Tubulent times, Dr Subbarao

Financial Express, 2 September 2008

The appointment of Dr Subbarao as the new Governor of the Reserve Bank of India should pave the way for financial sector and monetary policy reform. As its governor, Dr Subbarao will be leading the RBI at a time when the Indian economy is integrating with the world faster than it ever has. Over the next three years his biggest challenge will be to provide an enviroment and a regulatory framework that encourages and facilitates India's globalisation.

There are both immediate and long term issues that need to be addressed. High inflation is the most burning issue. In the longer run, the governor must focus on how to dismantle the licence control raj that still permeates Indian finance. Reform of the RBI to make it a central bank that is able to focus on low inflation will be among the tasks he faces. Further, in the face of a rapidly globalising Indian economy, as the RBI shifts focus away from the rupee dollar rate to the inflation rate, the governor will have to take the leadership in developing a new framework for monetary policy in India. The Mistry and Rajan reports have already indicated the direction in which the RBI should move. It is up to the new governor to chalk out the implementation.

Dr Subbarao's immediate challange is, of course, inflation. India is witnesssing the highest inflation rate it has seen in more than a decade. After many years of low inflation, double digit inflation has become unacceptable to the public. The fact that it has come at a time close to the general elections makes the job of inflation control even more difficult. It is not a time when unpopular decisions can be taken easily. Raising interest rates to tackle inflation will increase EMIs of households, slow down growth and raise the cost of investment.

The task of bringing down the inflation rate is also more challenging than ever because adjustment still needs to be made to domestic fuel prices. Double digit inflation has hit India even though we have not passed on the full extent of the increase in fuel prices. Increasing domestic fuel prices will put further upward pressure on prices, making the job of monetary policy even more difficult. While the RBI has often reiterated that the first job of the government should be to bring the fiscal deficit under control, were the government to actually ignore the political implications of raising fuel prices and do this, it would make the job of inflation control one of the most challanging in the world.

The issues of financial sector reform are equally, if not more, challenging. The first challenge is to dismantle the licence permit raj in Indian finance. While the present leadership, espcially Prime Minister Manmohan Singh, spearheaded reform in the real sector and got rid of the licence permit raj that characterised socialist India, this reform is yet to be undertaken in the financial sector. Capital controls are still firmly entrenched in the system. Even today, the old socialist ideology of control, more control and even more control dominates policy making and regulation in Indian finance. For example, in banking, our basic approach still remains protectionist where India continues with huge restrictions on foreign banks unlike our neighbours Pakistan and China who have opened up to foreigner to a much larger extent. However, the dismantling of capital controls and protectionism in banking is only a part of the problem. An equally difficult issue is the way entry of new banks, branches, financial products and financial regulation is currently being handled. There has, fortunately for the new governor, been a live debate on these subjects led by the Percy Mistry and Raghuram Rajan committees. Yet, the nitty gritty of implementing their recommendations still need to be worked out. The new governor will have to take a lead on the road map for reform.

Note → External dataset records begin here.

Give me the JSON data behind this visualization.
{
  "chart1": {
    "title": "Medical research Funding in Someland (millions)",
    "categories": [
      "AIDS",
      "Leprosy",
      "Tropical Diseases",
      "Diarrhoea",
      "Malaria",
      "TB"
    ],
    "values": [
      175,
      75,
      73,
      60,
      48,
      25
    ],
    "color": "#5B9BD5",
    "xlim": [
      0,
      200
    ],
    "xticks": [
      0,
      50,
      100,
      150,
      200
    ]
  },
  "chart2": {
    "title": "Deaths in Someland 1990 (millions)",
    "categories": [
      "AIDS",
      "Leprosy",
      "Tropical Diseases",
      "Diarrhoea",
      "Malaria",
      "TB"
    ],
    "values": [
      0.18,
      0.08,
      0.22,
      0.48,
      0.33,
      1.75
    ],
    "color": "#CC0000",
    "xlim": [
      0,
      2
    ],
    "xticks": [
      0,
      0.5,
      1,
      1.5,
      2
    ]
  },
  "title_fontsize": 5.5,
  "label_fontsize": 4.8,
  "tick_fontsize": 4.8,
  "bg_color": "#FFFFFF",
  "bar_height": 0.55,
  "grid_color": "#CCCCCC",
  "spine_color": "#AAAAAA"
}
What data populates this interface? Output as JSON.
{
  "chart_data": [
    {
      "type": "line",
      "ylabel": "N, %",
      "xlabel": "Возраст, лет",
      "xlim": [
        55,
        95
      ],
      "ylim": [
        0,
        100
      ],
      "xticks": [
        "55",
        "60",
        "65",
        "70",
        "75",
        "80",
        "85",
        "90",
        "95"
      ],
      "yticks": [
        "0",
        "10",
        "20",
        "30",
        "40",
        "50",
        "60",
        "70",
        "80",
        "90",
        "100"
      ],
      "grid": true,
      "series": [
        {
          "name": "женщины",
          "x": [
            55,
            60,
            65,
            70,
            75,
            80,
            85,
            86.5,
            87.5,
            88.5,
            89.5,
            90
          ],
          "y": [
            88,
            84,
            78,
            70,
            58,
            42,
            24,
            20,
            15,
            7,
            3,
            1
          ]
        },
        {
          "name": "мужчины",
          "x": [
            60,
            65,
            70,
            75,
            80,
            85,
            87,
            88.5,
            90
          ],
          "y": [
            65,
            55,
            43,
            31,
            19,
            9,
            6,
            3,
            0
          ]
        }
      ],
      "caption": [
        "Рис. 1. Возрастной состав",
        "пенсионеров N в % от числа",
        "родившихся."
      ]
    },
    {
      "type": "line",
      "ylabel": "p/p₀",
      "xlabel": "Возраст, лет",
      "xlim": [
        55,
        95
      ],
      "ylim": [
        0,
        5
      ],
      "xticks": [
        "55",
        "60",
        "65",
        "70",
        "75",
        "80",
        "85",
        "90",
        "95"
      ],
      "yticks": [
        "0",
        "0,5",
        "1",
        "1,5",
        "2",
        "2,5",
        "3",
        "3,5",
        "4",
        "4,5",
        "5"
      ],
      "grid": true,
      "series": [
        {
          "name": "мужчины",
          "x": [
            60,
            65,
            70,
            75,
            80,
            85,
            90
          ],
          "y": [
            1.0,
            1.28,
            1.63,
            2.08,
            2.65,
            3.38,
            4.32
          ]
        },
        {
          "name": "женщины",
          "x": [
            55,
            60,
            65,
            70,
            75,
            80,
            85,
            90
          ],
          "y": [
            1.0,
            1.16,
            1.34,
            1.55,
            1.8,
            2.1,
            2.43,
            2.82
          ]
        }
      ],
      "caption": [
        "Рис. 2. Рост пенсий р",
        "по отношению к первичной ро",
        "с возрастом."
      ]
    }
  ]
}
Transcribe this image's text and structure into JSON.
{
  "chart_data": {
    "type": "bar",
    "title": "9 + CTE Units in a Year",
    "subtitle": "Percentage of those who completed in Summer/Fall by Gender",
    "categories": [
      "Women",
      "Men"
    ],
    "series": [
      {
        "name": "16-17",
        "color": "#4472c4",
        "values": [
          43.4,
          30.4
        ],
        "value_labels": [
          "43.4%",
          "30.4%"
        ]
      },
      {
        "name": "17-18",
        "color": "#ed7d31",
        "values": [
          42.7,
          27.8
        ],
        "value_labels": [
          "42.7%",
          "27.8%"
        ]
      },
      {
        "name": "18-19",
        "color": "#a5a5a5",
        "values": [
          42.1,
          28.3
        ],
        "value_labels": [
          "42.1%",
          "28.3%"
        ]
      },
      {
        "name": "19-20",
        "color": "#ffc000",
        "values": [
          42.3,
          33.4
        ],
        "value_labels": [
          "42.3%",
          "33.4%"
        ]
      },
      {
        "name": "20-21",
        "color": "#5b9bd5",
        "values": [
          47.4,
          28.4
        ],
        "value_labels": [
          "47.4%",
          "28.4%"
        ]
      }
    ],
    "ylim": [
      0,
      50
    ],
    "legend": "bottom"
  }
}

The next front that needs attention is the reform of the RBI itself. A number of central banks around the world have led central bank reform. This was mainly because, like the RBI, they too were burdened with many conflicting objectives. As they understood the difficulties of trying to focus on low inflation, they pushed for reform that relieved them of their other responsibilities like public debt management, banking regulation and exchange rate policy. Again, the reform of the RBI, moving functions to new agencies, setting up agencies such as a new Debt Management Office and a new Banking Regulatory Authority and working out the path of transition, need to be thoroughly articulated.

Another crucial front on which the new RBI governor will need to take a leadership role has to be the creation of a new framework for monetary policy. Until now the RBI has focussed on the exchange rate. Again, as both the Mistry and Rajan reports point out, with India globalising at the very fast rate, focus on the exchange rate leads to a loss of monetary policy autonomy. The RBI now needs to develop a new framework for monetary policy compatible with the needs of modern India.